We should start by expediting the most compelling humanitarian cases in the region. In Russia, these include dissidents and journalists risking their necks to challenge Vladimir Putin's unprovoked war. But we should also actively court those who might be less political: the technical, creative, high-skilled workers upon whom Russia's economic (and military) fortunes depend…
Already, Russian talent is rushing for the exits, in what might represent the seventh great wave of Russian emigration over the past century.
An estimated 50,000 to 70,000 IT specialists alone have recently left, according to a Russian technology trade group, which predicts another 100,000 might leave by the end of April. Others in the outbound stampede include entrepreneurs, researchers and artists. The pace of this brain drain is especially impressive given how difficult sanctions have made it to buy plane tickets or otherwise conduct transactions across borders, as well as how expensive travel has become….
Russian self-exiles are mostly flooding into nearby countries such as Turkey, Armenia and Georgia, but we could smooth their pathway to the United States. Congress already has one blueprint: In early February, the House passed the America Competes Act, which would, among other things, increase immigration of entrepreneurs and PhD scientists from around the world (not just Russia). Alternatively, Congress could tailor a measure toward Russian STEM talent, or the Biden administration could make Russians more broadly eligible for refugee status….
Scaling up immigration and refugee admissions is both the right thing to do and in our own interests.

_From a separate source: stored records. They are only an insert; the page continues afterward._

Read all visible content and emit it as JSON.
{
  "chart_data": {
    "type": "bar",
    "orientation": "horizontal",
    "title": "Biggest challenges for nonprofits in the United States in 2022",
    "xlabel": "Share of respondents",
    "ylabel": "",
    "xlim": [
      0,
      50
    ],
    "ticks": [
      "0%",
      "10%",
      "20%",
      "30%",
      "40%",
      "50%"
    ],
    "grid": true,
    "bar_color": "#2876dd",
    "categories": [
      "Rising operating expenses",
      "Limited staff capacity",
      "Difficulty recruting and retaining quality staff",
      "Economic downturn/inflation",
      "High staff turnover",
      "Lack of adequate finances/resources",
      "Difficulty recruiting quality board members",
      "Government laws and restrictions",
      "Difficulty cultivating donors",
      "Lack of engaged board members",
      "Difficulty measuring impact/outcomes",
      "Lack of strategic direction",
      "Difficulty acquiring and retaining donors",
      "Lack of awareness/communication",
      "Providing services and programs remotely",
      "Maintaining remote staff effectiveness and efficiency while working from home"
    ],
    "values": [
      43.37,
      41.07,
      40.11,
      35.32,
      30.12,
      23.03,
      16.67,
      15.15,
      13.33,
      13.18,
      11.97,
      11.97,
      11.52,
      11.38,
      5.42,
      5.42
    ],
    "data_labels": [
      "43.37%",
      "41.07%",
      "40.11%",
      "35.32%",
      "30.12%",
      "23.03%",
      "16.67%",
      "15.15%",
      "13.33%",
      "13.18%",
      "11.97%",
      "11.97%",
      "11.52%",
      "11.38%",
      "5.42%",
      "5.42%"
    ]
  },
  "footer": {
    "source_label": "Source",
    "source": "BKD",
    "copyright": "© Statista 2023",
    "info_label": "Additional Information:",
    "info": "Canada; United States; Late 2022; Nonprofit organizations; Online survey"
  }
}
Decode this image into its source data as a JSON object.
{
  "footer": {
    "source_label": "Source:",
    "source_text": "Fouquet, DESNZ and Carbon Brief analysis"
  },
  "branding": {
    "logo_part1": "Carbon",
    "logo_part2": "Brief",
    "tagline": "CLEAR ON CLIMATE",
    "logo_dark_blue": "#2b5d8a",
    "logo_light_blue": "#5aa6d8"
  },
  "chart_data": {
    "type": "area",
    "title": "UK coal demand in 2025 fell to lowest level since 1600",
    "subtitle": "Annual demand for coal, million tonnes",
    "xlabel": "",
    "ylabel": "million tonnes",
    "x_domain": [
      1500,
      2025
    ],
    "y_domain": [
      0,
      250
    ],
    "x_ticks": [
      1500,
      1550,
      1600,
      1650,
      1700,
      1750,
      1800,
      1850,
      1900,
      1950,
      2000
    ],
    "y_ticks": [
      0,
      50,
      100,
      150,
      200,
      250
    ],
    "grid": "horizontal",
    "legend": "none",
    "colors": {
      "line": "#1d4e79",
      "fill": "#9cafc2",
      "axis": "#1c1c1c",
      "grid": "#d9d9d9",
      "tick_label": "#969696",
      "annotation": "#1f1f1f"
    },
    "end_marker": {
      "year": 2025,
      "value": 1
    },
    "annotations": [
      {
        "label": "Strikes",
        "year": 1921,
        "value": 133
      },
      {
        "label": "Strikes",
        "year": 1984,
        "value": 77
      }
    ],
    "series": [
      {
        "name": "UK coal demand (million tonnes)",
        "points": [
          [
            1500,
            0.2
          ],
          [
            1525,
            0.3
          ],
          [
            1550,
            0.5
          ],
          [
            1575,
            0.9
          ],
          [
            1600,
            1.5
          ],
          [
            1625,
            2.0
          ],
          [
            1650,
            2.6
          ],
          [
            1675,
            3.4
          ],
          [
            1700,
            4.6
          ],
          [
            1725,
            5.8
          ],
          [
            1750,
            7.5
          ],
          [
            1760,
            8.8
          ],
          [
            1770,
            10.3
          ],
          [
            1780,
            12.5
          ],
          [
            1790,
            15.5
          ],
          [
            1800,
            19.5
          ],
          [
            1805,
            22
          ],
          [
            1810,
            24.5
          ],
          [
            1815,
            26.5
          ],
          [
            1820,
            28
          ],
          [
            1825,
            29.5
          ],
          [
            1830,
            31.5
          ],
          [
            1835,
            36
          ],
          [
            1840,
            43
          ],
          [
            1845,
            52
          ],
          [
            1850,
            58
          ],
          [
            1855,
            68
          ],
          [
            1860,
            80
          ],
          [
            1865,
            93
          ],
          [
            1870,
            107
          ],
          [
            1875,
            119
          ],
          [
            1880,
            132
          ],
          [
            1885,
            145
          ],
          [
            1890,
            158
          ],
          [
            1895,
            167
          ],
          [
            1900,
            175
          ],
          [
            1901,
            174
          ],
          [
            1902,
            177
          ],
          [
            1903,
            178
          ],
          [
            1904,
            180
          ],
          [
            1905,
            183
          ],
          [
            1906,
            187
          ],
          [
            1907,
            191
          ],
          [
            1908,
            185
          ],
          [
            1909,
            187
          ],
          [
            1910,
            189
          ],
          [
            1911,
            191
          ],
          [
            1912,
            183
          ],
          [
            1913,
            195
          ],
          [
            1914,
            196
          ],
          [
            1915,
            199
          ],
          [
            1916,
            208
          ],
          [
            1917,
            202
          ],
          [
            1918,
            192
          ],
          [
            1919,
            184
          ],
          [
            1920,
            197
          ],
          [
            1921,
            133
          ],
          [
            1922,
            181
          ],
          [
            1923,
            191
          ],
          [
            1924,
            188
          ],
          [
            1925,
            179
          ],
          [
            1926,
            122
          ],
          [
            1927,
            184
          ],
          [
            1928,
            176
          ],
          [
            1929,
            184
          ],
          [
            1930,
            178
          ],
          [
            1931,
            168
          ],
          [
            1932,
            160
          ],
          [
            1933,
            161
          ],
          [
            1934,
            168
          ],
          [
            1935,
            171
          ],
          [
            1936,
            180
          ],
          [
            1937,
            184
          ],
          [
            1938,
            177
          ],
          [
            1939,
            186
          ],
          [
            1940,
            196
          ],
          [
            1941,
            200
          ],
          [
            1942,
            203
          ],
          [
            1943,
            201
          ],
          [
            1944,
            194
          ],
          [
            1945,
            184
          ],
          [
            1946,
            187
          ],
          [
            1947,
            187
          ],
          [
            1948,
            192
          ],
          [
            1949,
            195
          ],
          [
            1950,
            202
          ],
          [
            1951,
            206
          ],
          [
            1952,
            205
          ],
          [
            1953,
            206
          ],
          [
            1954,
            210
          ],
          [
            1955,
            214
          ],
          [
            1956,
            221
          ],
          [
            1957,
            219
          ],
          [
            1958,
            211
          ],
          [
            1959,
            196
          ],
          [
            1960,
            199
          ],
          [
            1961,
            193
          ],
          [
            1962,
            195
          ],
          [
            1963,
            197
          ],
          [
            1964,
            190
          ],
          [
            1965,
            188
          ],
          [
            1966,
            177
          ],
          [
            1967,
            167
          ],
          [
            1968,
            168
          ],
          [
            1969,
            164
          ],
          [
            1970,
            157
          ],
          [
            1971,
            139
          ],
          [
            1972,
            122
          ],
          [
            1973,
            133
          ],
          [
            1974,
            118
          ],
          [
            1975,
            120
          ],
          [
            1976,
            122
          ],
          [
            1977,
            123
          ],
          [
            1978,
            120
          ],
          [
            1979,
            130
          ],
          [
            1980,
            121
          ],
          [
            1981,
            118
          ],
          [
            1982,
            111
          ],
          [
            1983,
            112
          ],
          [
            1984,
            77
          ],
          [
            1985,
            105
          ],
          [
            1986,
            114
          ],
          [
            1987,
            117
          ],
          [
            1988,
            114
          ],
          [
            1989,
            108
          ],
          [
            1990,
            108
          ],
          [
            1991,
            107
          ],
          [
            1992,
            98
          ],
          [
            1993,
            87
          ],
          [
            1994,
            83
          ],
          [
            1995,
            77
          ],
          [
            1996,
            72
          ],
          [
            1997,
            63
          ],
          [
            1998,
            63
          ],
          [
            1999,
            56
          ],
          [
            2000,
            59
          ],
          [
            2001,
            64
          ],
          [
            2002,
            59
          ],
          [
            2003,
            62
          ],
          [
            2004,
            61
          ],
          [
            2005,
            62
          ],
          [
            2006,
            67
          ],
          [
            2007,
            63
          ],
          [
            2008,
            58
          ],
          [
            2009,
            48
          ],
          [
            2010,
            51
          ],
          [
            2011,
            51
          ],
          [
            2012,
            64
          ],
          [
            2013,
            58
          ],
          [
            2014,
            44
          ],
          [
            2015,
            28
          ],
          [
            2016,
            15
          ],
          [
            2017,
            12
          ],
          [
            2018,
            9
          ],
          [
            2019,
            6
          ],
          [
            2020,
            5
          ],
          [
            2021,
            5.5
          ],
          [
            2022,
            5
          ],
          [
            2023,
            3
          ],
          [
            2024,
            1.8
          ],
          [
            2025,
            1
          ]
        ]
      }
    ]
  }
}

Refugees and other emigres have a long history of supercharging U.S. innovation, winning Nobel Prizes and contributing to our national security. These include Soviet defectors during the Cold War and a larger-scale exodus of mathematicians and scientists after the collapse of the Soviet Union. We would benefit from a comparable influx of talent today.
But the prospect of doing this while imminently draining Russia's talent pool should make the policy even more attractive.
Rampell goes on to point out that we should also allow Russian students already in the United States to stay here. At the very least, we should reject cruel and counterproductive proposals to expel them, advanced by some Democratic politicians.
She is by no means the only advocate of this approach to combating Putin's regime. Steve Chapman of the Chicago Tribune, conservative science writer Robert Zubrin in the National Review, Cato Institute immigration policy expert David Bier, and Canadian political commentator Scott Gilmore have made similar arguments. I myself did so in a March 8 New York Times article, where I also argued for taking in more Ukrainians. Along related lines, I and others have advanced the idea of giving refuge to Russian soldiers who surrender in Ukraine (a proposal, to my knowledge, first developed by Duke University economist Timur Kuran).
I would add there is a strong moral case for giving refuge to Russians fleeing Putin, as well as a strategic one. Putin's government has become increasingly repressive - to the point of imposing a 15-year prison sentence for the crime of merely referring to the war in Ukraine as a "war" or an "invasion," rather than a "special military operation." Russians should not be forced to live under Putin's repression any more than Ukrainians, or anyone else. It is unjust to condemn people to life under tyranny, merely because of arbitrary circumstances of birth.
I hope Rampell's work and that of others will generate greater support for these ideas. Perhaps even enough that policymakers will begin to take serious notice.